Melo: 'I never thought about sitting out'

MIAMI -- After the Knicks' 119-114 double overtime loss to the Nuggets last Saturday -- their sixth in a row -- a hobbled Carmelo Anthony was at a loss for words.

Melo, who was dealing with a sprained right ankle and left wrist, which led to his shooting woes, didn't know what to do. He even considered not suiting up for a couple of days. Some thought he should, considering the Knicks were facing the lowly Bobcats that Tuesday and the Cavaliers the following night.

But after playing in those two games, one in which against Cleveland he suffered a sprained right thumb, Anthony has decided to finally shut it down tonight in Miami, even in a matchup against LeBron James and the Heat, the team to beat in the East. Melo, in fact, was not getting better. He was even lying to himself by playing through the pain.

"I kept telling Coach I was alright, telling my teammates I was alright," Melo said addressing reporters during Friday morning's shootaround at the American Airlines Arena. "But at the end of the day, I just wasn't myself physically, and it was taking a toll on me mentally. We decided to shut it down for the next couple of days. The [training staff] considered it, but I never thought about sitting out. We felt like it was the best time to do it."

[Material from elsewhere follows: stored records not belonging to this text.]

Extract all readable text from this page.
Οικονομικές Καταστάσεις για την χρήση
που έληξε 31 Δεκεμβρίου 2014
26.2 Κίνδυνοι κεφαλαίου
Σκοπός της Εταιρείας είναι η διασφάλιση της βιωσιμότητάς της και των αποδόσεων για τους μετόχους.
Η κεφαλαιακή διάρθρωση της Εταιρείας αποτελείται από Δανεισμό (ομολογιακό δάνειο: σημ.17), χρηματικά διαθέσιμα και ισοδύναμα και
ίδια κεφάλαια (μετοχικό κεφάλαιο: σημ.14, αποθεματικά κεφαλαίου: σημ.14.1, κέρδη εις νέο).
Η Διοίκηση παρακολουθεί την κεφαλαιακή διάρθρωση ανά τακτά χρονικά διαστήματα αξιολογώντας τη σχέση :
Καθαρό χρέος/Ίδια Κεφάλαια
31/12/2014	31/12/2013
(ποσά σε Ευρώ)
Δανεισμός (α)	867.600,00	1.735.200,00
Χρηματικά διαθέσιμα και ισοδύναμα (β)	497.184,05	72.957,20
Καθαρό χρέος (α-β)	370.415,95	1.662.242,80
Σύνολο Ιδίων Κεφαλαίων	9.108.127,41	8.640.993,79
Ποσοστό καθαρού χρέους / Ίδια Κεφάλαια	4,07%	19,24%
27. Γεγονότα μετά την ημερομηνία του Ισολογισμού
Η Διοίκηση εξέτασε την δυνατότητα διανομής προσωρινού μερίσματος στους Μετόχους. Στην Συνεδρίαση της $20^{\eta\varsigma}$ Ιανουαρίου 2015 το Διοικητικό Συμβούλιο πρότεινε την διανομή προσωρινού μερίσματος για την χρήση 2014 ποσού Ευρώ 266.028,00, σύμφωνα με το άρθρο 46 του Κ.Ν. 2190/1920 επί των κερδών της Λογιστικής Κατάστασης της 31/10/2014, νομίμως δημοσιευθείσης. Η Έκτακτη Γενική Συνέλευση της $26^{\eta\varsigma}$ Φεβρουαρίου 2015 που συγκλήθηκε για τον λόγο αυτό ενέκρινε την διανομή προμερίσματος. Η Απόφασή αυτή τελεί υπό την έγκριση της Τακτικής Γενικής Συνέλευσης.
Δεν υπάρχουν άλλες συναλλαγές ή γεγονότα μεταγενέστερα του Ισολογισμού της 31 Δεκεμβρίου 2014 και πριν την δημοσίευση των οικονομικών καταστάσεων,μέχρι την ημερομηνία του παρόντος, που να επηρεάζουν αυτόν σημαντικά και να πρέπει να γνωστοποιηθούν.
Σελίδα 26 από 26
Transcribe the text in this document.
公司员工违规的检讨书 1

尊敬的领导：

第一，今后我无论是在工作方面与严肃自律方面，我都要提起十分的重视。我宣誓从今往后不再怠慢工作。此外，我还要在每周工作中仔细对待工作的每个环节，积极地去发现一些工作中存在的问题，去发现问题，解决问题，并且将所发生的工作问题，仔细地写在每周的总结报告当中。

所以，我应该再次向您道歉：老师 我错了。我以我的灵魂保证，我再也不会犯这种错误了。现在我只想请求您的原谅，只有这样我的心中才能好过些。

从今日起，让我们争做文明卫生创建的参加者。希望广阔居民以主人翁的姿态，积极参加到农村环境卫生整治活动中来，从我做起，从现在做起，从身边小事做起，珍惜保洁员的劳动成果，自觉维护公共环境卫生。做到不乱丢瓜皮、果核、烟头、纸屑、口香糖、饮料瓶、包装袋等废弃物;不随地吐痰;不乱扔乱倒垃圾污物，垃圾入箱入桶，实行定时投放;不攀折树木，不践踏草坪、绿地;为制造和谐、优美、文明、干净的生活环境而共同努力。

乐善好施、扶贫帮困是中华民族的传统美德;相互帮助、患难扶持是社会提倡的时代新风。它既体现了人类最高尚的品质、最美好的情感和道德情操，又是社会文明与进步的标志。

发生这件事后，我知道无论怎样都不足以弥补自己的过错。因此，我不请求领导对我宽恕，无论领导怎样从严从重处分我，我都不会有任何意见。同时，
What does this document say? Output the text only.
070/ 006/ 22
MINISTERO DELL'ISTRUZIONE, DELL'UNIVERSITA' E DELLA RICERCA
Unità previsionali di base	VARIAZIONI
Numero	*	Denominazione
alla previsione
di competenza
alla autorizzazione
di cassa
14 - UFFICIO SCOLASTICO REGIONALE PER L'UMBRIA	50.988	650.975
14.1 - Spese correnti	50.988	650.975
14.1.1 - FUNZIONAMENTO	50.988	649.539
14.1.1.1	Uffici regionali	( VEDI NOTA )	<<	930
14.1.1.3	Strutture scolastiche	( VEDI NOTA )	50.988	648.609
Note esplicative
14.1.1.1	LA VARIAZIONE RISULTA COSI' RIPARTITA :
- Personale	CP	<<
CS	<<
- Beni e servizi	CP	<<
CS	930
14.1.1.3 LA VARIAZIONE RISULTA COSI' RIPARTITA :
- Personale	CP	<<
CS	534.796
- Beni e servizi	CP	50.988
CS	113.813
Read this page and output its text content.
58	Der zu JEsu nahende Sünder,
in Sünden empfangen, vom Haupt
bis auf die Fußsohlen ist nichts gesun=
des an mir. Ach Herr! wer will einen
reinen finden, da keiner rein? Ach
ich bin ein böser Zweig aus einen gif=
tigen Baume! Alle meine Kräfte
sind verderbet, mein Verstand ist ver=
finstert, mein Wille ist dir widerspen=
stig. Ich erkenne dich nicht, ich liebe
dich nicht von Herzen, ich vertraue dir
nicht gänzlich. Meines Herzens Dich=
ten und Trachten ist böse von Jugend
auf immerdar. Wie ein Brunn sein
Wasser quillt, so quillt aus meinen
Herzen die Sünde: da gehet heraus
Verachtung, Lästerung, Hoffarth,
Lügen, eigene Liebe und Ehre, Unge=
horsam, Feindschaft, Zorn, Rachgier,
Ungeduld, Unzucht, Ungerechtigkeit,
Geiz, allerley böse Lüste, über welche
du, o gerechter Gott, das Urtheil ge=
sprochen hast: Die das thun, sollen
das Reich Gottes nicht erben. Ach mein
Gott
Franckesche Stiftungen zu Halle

Mike D'Antoni considers Anthony day-to-day and he said the team is shooting for him to make a return Tuesday night at the Garden against the Pistons. That's when Baron Davis, who will not face the Heat, could also make a return. But nothing is guaranteed. What D'Antoni does know is that he absolutely needs his leading scorer, who's averaging 23.6 points per game, to be perfectly healthy.

"We've got to have him at 100 percent or we don't have a chance," said D'Antoni, who didn't name a replacement for Anthony tonight. It could likely be swingman Bill Walker.

It's clear that Anthony has been struggling, who had been shooting just 30 percent in the past five games. In Charlotte, he had the lowest-scoring game of his career, when he finished with one point. The next day, in Cleveland, he scored 15 points on just 5-of-14 shooting.

Anthony said it was "kind of hard" to make the decision not to play against the Heat. He wasn't the only one who was down about him not playing.

"It sucks," James said. "It's like playing the Lakers and Kobe [Bryant] is not playing or playing against Boston and Paul Pierce is not playing. They're guys you just like playing against. They're some of the best in the league. From an individual sense, I definitely love going against him. But this season, you can't jeopardize anything trying to be unhealthy, because every game counts in this shortened season."

Without Anthony, Tyson Chandler admitted it will affect the team, but he's confident his teammates will pick up the slack for him. Chris Bosh knows it, too. He said that anytime a player of Anthony's caliber is out, the team does take a hit, but it's a chance for guys to step up and show what they can do.

"I'm sure they'll be very eager to have a good game tonight," Bosh said, "so we have to come in, focus and play defense like we always do, and take care of business."

Even though Anthony is sidelined, the Heat will have its hands full with Amare Stoudemire, who's actually been more effective on the court this season with his star sidekick on the bench. Playing alongside Melo, Stoudemire has been averaging 21.6 points and shooting 47.3 percent from the field. But without Melo, STAT has been at 25.7 points and shooting 50.3 percent.

Heat coach Erik Spoelstra said that without the widely-known ball-stopper Anthony in the offense, he expects the Knicks to run more "spread pick-and-rolls" to open up more opportunities for their 3-point shooters. Of course, the Knicks haven't been connecting from long range, shooting 30.2 percent (24th in the NBA), and they're coming off a 3-for-20 night in their loss to Cleveland.

"Their game will probably change to a whole lot more spread pick-and-rolls, getting you on the move with their 3-point shooters -- the game that they've been doing," Spoelstra said. "We've been drilling on that. It's good for us to see that. We saw it the other night and we were only good at it at times. We can be much better at it."

With the Heat surging right now, going 5-1 in their last six games, and the Knicks not at all, having lost seven in their last eight tries, Bosh still expects it to be a competitive contest.

"It's still the Knicks and the Heat," he said. "It's still a big game tonight."